Скакали сперва кучно, потом, по знаку Никиты, растягиваясь и отрываясь друг от друга. Велено было заранее кружною дорогою ворочаться в Кремник, в молодечную, и тотчас идти по двое в сторожу – тем, кто нынче очередной. Сам же Никита, на Неглинной оставя свою дружину, поскакал к матери, чтобы там по-годному отмыть кровь и привести себя в порядок. Слов по дороге не было сказано никем никаких. Все молчали, молчал и Никита. Только с Матвеем обменялись они на расставании долгим понимающим взором. Мол, не оставляй ребят поодинке никоторого! И – понимаю, мол, не боись!
На площади перед Кремником остался теперь только труп боярина в дорогой сряде, вокруг которого, медленно съедая снег, расплывалось, темнея, зловещее красное пятно.
Никита еще ничего не чувствовал, пока ехал домой, кроме тупого, опустошающего удивления. Все, чем он жил эти долгие месяцы, словно бы перестало существовать. Вспоминать звук ножа, входящего в мясо, и трепет в членах боярина, и его отчаянные усилия вырваться, и даже хриплый крик: «Изменник!» – он начал много спустя. Сейчас же не было ничего, и только грозная необратимость совершившегося пугала и удивляла его все больше и больше.
У матери было заперто. Он грубо и зло, привлекая внимание всей улицы, начал колотить в ворота концом плети, вместо того чтобы самому открыть калитку, войти и, растворив ворота, завести коня. Мать наконец выбежала, засуетилась. Стараясь заглянуть в глаза своему старшему и чего-то робея, повела в дом.
Никита, привязав коня (тут только увидел, что в крови и седло, и платье), вынул измаранный охотничий нож, грубо соврав матери:
– Из Красного… Зверь дорогой едва меня не заел… Отбился вот! Соседям не трепи, стыдно…
Мать – поверила, нет ли – тотчас захлопотала, запихалась по дому, достала хлебово из печи, побежала налажать баню, отмывать нож, седло и платье.
Никита тупо ел, сидел, глядя в стол перед собою. После прошел в баню.
Отмякая, начиная трезво прикидывать, что к чему, долго парился. Когда вышел, посвежевший, успокоенный, узрел испуганные, почти безумные глаза матери.
– Ты што? – спросил.
Она отступала от него в ужасе. Вымолвила наконец:
– Соседка прибегала! Тысяцкой убит, Ляксей Петрович! На площади нашли, как от заутрени народ-от повалил… – Мать спотыкалась, отчаянно глядя на Никиту.
– Ну?! – подторопил он.
– Дак… тово… И нашли, значит, на площади. Лежит… брошен, и без дружины, безо всего…

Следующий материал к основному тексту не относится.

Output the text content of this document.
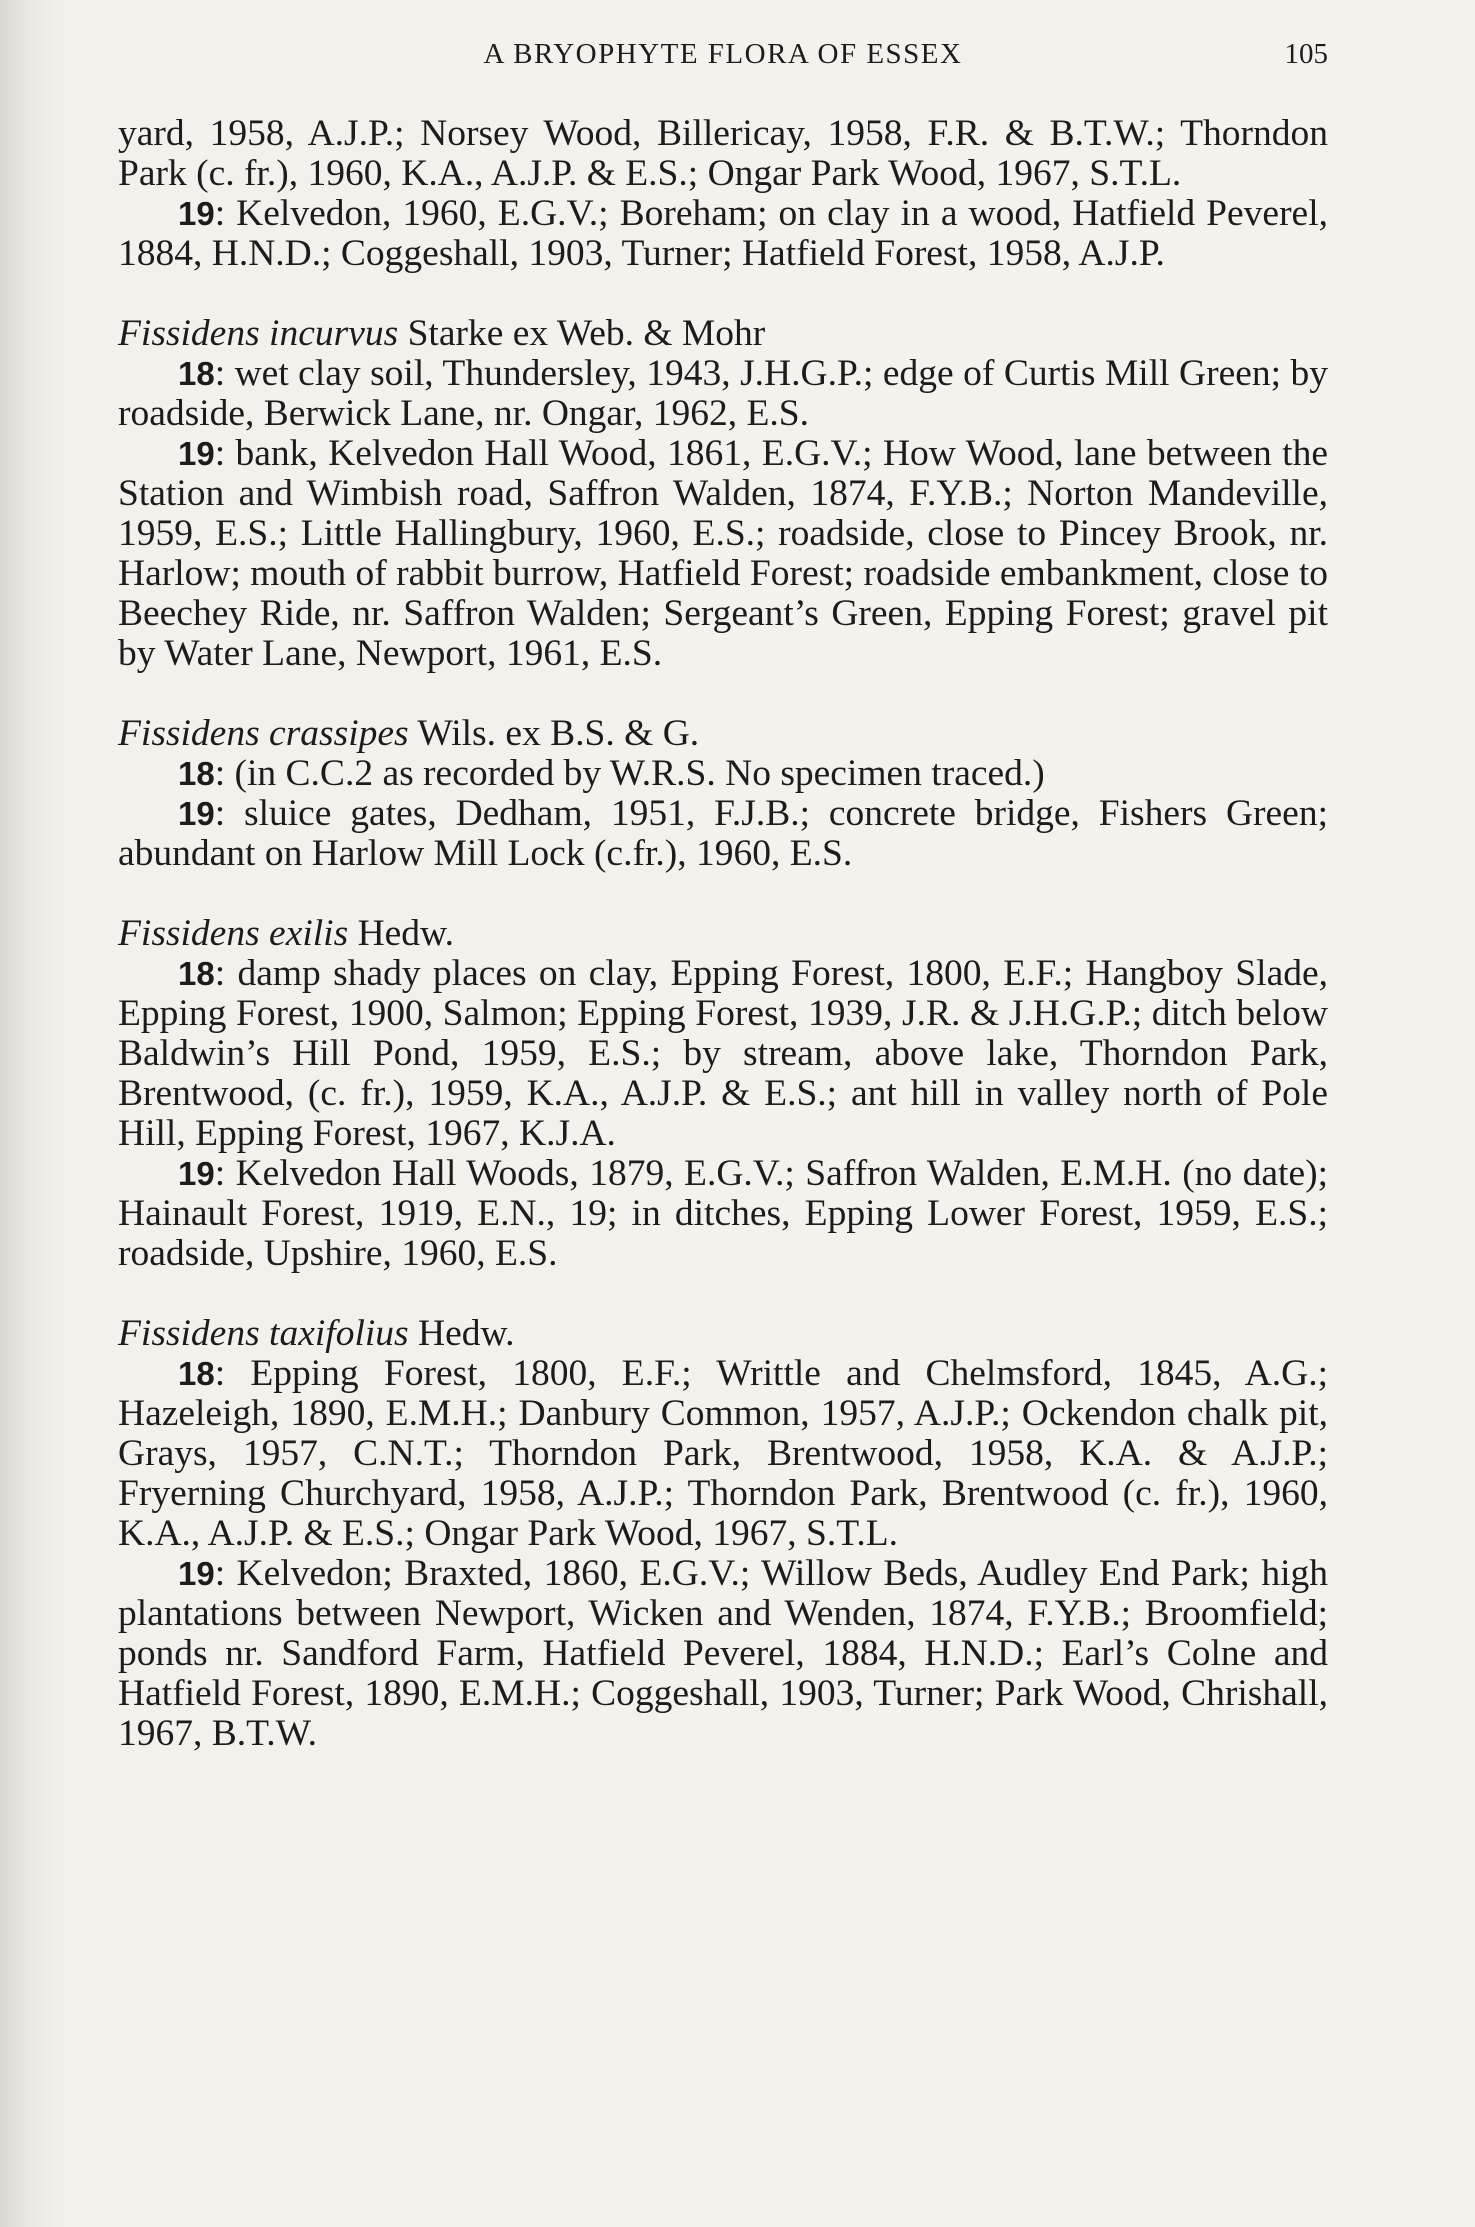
A BRYOPHYTE FLORA OF ESSEX	105

yard, 1958, A.J.P.; Norsey Wood, Billericay, 1958, F.R. & B.T.W.; Thorndon Park (c. fr.), 1960, K.A., A.J.P. & E.S.; Ongar Park Wood, 1967, S.T.L.

19: Kelvedon, 1960, E.G.V.; Boreham; on clay in a wood, Hatfield Peverel, 1884, H.N.D.; Coggeshall, 1903, Turner; Hatfield Forest, 1958, A.J.P.

Fissidens incurvus Starke ex Web. & Mohr

18: wet clay soil, Thundersley, 1943, J.H.G.P.; edge of Curtis Mill Green; by roadside, Berwick Lane, nr. Ongar, 1962, E.S.

19: bank, Kelvedon Hall Wood, 1861, E.G.V.; How Wood, lane between the Station and Wimbish road, Saffron Walden, 1874, F.Y.B.; Norton Mandeville, 1959, E.S.; Little Hallingbury, 1960, E.S.; roadside, close to Pincey Brook, nr. Harlow; mouth of rabbit burrow, Hatfield Forest; roadside embankment, close to Beechey Ride, nr. Saffron Walden; Sergeant’s Green, Epping Forest; gravel pit by Water Lane, Newport, 1961, E.S.

Fissidens crassipes Wils. ex B.S. & G.

18: (in C.C.2 as recorded by W.R.S. No specimen traced.)

19: sluice gates, Dedham, 1951, F.J.B.; concrete bridge, Fishers Green; abundant on Harlow Mill Lock (c.fr.), 1960, E.S.

Fissidens exilis Hedw.

18: damp shady places on clay, Epping Forest, 1800, E.F.; Hangboy Slade, Epping Forest, 1900, Salmon; Epping Forest, 1939, J.R. & J.H.G.P.; ditch below Baldwin’s Hill Pond, 1959, E.S.; by stream, above lake, Thorndon Park, Brentwood, (c. fr.), 1959, K.A., A.J.P. & E.S.; ant hill in valley north of Pole Hill, Epping Forest, 1967, K.J.A.

19: Kelvedon Hall Woods, 1879, E.G.V.; Saffron Walden, E.M.H. (no date); Hainault Forest, 1919, E.N., 19; in ditches, Epping Lower Forest, 1959, E.S.; roadside, Upshire, 1960, E.S.

Fissidens taxifolius Hedw.

18: Epping Forest, 1800, E.F.; Writtle and Chelmsford, 1845, A.G.; Hazeleigh, 1890, E.M.H.; Danbury Common, 1957, A.J.P.; Ockendon chalk pit, Grays, 1957, C.N.T.; Thorndon Park, Brentwood, 1958, K.A. & A.J.P.; Fryerning Churchyard, 1958, A.J.P.; Thorndon Park, Brentwood (c. fr.), 1960, K.A., A.J.P. & E.S.; Ongar Park Wood, 1967, S.T.L.

19: Kelvedon; Braxted, 1860, E.G.V.; Willow Beds, Audley End Park; high plantations between Newport, Wicken and Wenden, 1874, F.Y.B.; Broomfield; ponds nr. Sandford Farm, Hatfield Peverel, 1884, H.N.D.; Earl’s Colne and Hatfield Forest, 1890, E.M.H.; Coggeshall, 1903, Turner; Park Wood, Chrishall, 1967, B.T.W.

– Убит? – переспросил Никита зло.
– Убит! – подтвердила мать с круглыми от ужаса глазами.
– Собаке собачья смерть! – грубо подытожил Никита, переведя плечьми.
– Давно следовало убить!
– Дак, тово… – не находилась матерь. (Раззвонит ноне на всю улицу!)
– Думашь, я его и убил? – уточнил Никита. – А к тебе платье замывать приехал, да? – Он усмехнул, сощурил глаза: – Говорю тебе, серого повстречал (он уже забыл, что раньше сказал про медведя).
– Ты баял… – начала мать.
Никита мысленно хлопнул себя по лбу:
– Да оговорился я! Топтыгин бы меня самого прикончил! Да тут, коли… Не заметишь, какой и зверь! – докончил он совсем уже непонятно и, чтобы прекратить дальнейшие материны расспросы, полез на печь.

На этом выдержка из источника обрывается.